Ласло молчал, глядя на дорогу, скорость убаюкивала, и я сам не заметил, как меня сморила дрема. И все бы ничего, да вот только во сне меня снова посетили призраки прошлого, превратив его если не в кошмар, то в неприятное видение точно.
На этот раз обрывки истории приняли вид то ли девушки, то ли молодой женщины, лица которой я, как не старался, ни смог разобрать. Была она стройна, причем это достоинство ее фигуры отлично подчеркивало старинное платье из числа тех, что так любят показывать в сериалах про красивую дворянскую жизнь.
Девушка немного покружилась, словно в танце, а после рядом с ней возник силуэт молодого человека, стоящего на коленях и что — то ей протягивающего. Что — не разглядел, поскольку, к моему великому разочарованию эту картину скрыла мутная пелена. А секундой позже я снова увидел незнакомку, она стояла одна в темной комнате и смотрела в окно, за которым царила ночь. Но главным было не это. Главное то, что она время от времени проводила ладонью по правой стороне груди, где искоркой вспыхивало… Черт его знает, что именно. Понятия не имею. Но это точно то, за чем мне предстоит гоняться.
И снова — пелена, более всего похожая на капли дождя, стекающие по стеклу, причем я стою непосредственно рядом с ним, вроде как снаружи, глядя на то, как девичий пальчик с обратной, запотевшей стороны выводит буквы «S» и «C». Что они значат? Не знаю.

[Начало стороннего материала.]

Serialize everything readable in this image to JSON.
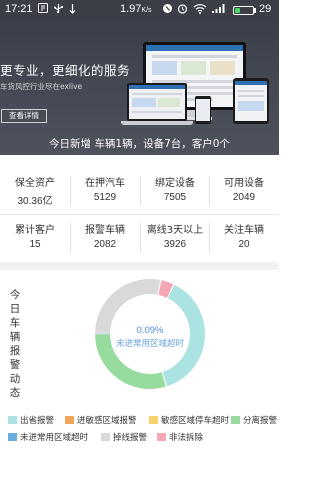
{
  "status_bar": {
    "time": "17:21",
    "network_speed": "1.97",
    "network_speed_unit": "K/s",
    "battery_level": "29",
    "icons": [
      "notification-icon",
      "usb-icon",
      "data-icon",
      "vibrate-icon",
      "alarm-icon",
      "wifi-icon",
      "signal-icon",
      "battery-icon"
    ]
  },
  "banner": {
    "headline": "更专业，更细化的服务",
    "tagline": "车货风控行业尽在exlive",
    "detail_button": "查看详情",
    "today_summary": "今日新增 车辆1辆，设备7台，客户0个"
  },
  "stats": [
    {
      "label": "保全资产",
      "value": "30.36亿"
    },
    {
      "label": "在押汽车",
      "value": "5129"
    },
    {
      "label": "绑定设备",
      "value": "7505"
    },
    {
      "label": "可用设备",
      "value": "2049"
    },
    {
      "label": "累计客户",
      "value": "15"
    },
    {
      "label": "报警车辆",
      "value": "2082"
    },
    {
      "label": "离线3天以上",
      "value": "3926"
    },
    {
      "label": "关注车辆",
      "value": "20"
    }
  ],
  "alarm_section": {
    "title": "今日车辆报警动态",
    "center_percent": "0.09%",
    "center_label": "未进常用区域超时"
  },
  "chart_data": {
    "type": "pie",
    "donut": true,
    "title": "今日车辆报警动态",
    "categories": [
      "出省报警",
      "进敏感区域报警",
      "敏感区域停车超时",
      "分离报警",
      "未进常用区域超时",
      "掉线报警",
      "非法拆除"
    ],
    "values": [
      38,
      0,
      0,
      30,
      0.09,
      28,
      4
    ],
    "colors": [
      "#abe2e2",
      "#f0a55c",
      "#f6d36b",
      "#97dc9e",
      "#6aaedf",
      "#d9d9d9",
      "#f5a7b3"
    ],
    "highlighted": "未进常用区域超时"
  }
}
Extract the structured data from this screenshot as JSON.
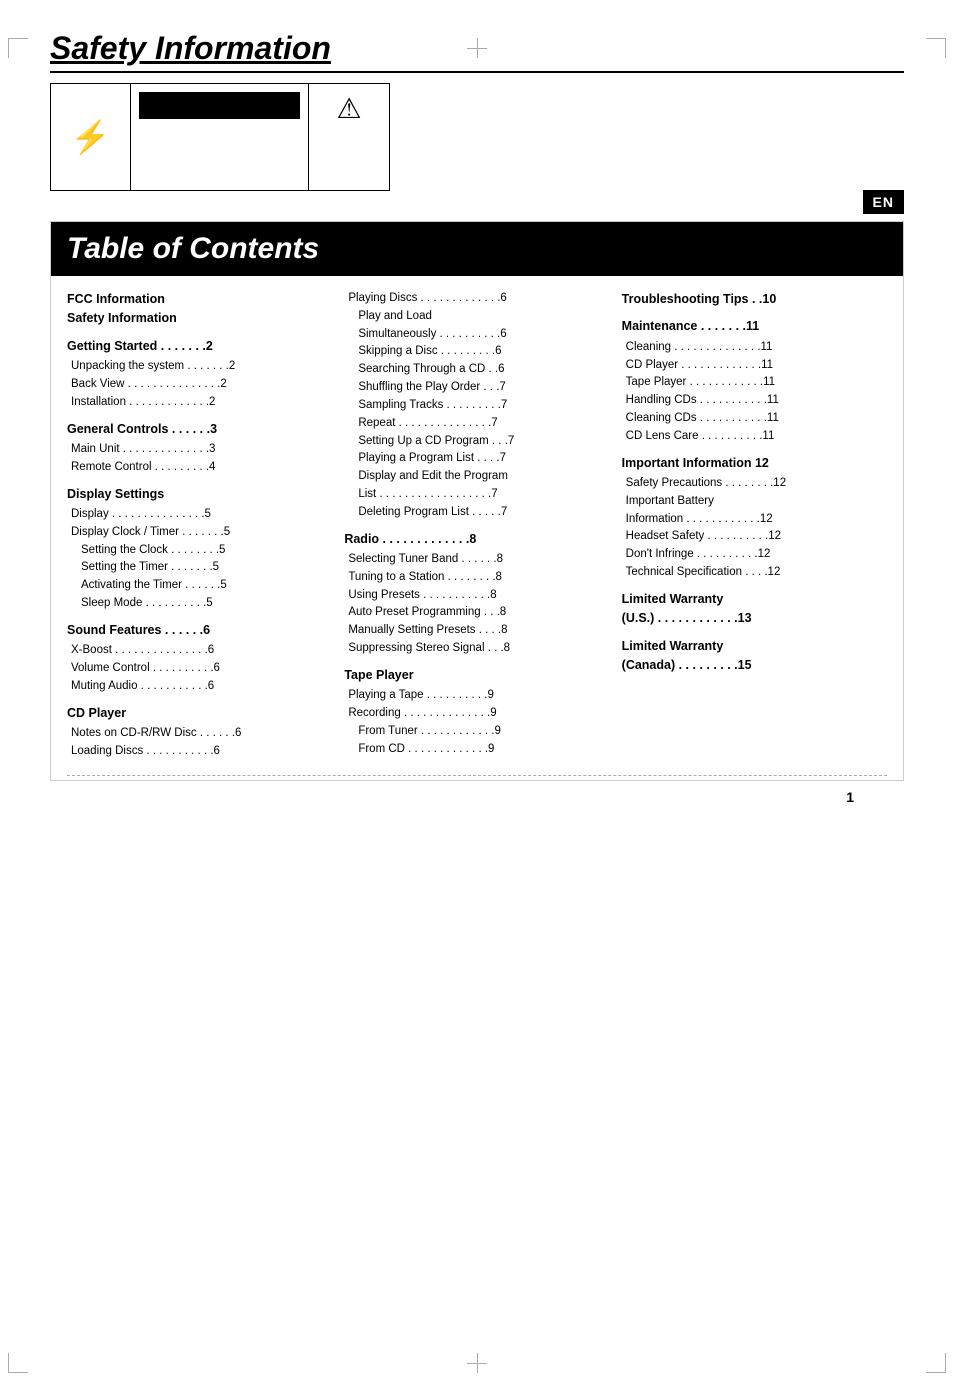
{
  "page": {
    "title": "Safety Information",
    "en_badge": "EN",
    "page_number": "1"
  },
  "warning_icons": {
    "lightning": "⚡",
    "caution": "⚠"
  },
  "toc": {
    "title": "Table of Contents",
    "col1": {
      "sections": [
        {
          "title": "FCC Information\nSafety Information",
          "items": []
        },
        {
          "title": "Getting Started . . . . . . .2",
          "items": [
            "Unpacking the system . . . . . . .2",
            "Back View . . . . . . . . . . . . . . .2",
            "Installation  . . . . . . . . . . . . .2"
          ]
        },
        {
          "title": "General Controls . . . . . .3",
          "items": [
            "Main Unit  . . . . . . . . . . . . . .3",
            "Remote Control  . . . . . . . . .4"
          ]
        },
        {
          "title": "Display Settings",
          "items": [
            "Display  . . . . . . . . . . . . . . .5",
            "Display Clock / Timer . . . . . . .5",
            "  Setting the Clock . . . . . . . .5",
            "  Setting the Timer  . . . . . . .5",
            "  Activating the Timer . . . . . .5",
            "  Sleep Mode  . . . . . . . . . .5"
          ]
        },
        {
          "title": "Sound Features . . . . . .6",
          "items": [
            "X-Boost  . . . . . . . . . . . . . . .6",
            "Volume Control . . . . . . . . . .6",
            "Muting Audio  . . . . . . . . . . .6"
          ]
        },
        {
          "title": "CD Player",
          "items": [
            "Notes on CD-R/RW Disc . . . . . .6",
            "Loading Discs  . . . . . . . . . . .6"
          ]
        }
      ]
    },
    "col2": {
      "sections": [
        {
          "title": "",
          "items": [
            "Playing Discs . . . . . . . . . . . . .6",
            "  Play and Load",
            "  Simultaneously . . . . . . . . . .6",
            "  Skipping a Disc  . . . . . . . . .6",
            "  Searching Through a CD  . .6",
            "  Shuffling the Play Order  . . .7",
            "  Sampling Tracks . . . . . . . . .7",
            "  Repeat  . . . . . . . . . . . . . . .7",
            "  Setting Up a CD Program . . .7",
            "  Playing a Program List  . . . .7",
            "  Display and Edit the Program",
            "  List . . . . . . . . . . . . . . . . . .7",
            "  Deleting Program List . . . . .7"
          ]
        },
        {
          "title": "Radio  . . . . . . . . . . . . .8",
          "items": [
            "Selecting Tuner Band  . . . . . .8",
            "Tuning to  a Station . . . . . . . .8",
            "Using Presets  . . . . . . . . . . .8",
            "Auto Preset Programming  . . .8",
            "Manually Setting Presets  . . . .8",
            "Suppressing Stereo Signal  . . .8"
          ]
        },
        {
          "title": "Tape Player",
          "items": [
            "Playing a Tape  . . . . . . . . . .9",
            "Recording . . . . . . . . . . . . . .9",
            "  From Tuner . . . . . . . . . . . .9",
            "  From CD  . . . . . . . . . . . . .9"
          ]
        }
      ]
    },
    "col3": {
      "sections": [
        {
          "title": "Troubleshooting Tips . .10",
          "items": []
        },
        {
          "title": "Maintenance  . . . . . . .11",
          "items": [
            "Cleaning  . . . . . . . . . . . . . .11",
            "CD Player  . . . . . . . . . . . . .11",
            "Tape Player . . . . . . . . . . . .11",
            "Handling CDs . . . . . . . . . . .11",
            "Cleaning CDs  . . . . . . . . . . .11",
            "CD Lens Care  . . . . . . . . . .11"
          ]
        },
        {
          "title": "Important Information 12",
          "items": [
            "Safety Precautions . . . . . . . .12",
            "Important Battery",
            "Information  . . . . . . . . . . . .12",
            "Headset Safety . . . . . . . . . .12",
            "Don't Infringe  . . . . . . . . . .12",
            "Technical Specification  . . . .12"
          ]
        },
        {
          "title": "Limited Warranty\n(U.S.)  . . . . . . . . . . . .13",
          "items": []
        },
        {
          "title": "Limited Warranty\n(Canada)  . . . . . . . . .15",
          "items": []
        }
      ]
    }
  }
}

А после там, за окном, вдруг вспыхивает пламя, яркое, безжалостное, и слышится крик из числа тех, которые называют последними. Стекло лопается, огонь рвется ко мне, чтобы забрать жизнь не только той, что умерла бог весть сколько лет назад, но и мою.
Страшно — то как!
— Кошмар приснился? — сочувственно осведомляется у меня Ласло. — Бывает. Мне тоже иногда всякое снится. Иногда очень страшное. Но снов бояться не следует, они не принесут вреда. Более того, если верно их истолковать, то можно избежать многих неприятностей. Правда, настоящих повелителей снов почти не осталось. Я знаю только двоих, и они не так сильны, как сами про себя думают.
Я вытер холодный пот с лица и несколько раз вдохнул — выдохнул. Однако. Аж жилка на виске запульсировала.
Жестко. Прямо жестко. И непонятно. Например, вот этот огонь — привет от Полоза или подсказка? Наверное, подсказка, иначе чего бы там девица орала?
Или мой наниматель таким образом мне советует повнимательнее в сторону Воронецкой смотреть? Дескать — будет лезть во все дырки, сгорит к нехорошей маме?
Тьфу, какая чушь в голову лезет. При чем тут вообще Воронецкая?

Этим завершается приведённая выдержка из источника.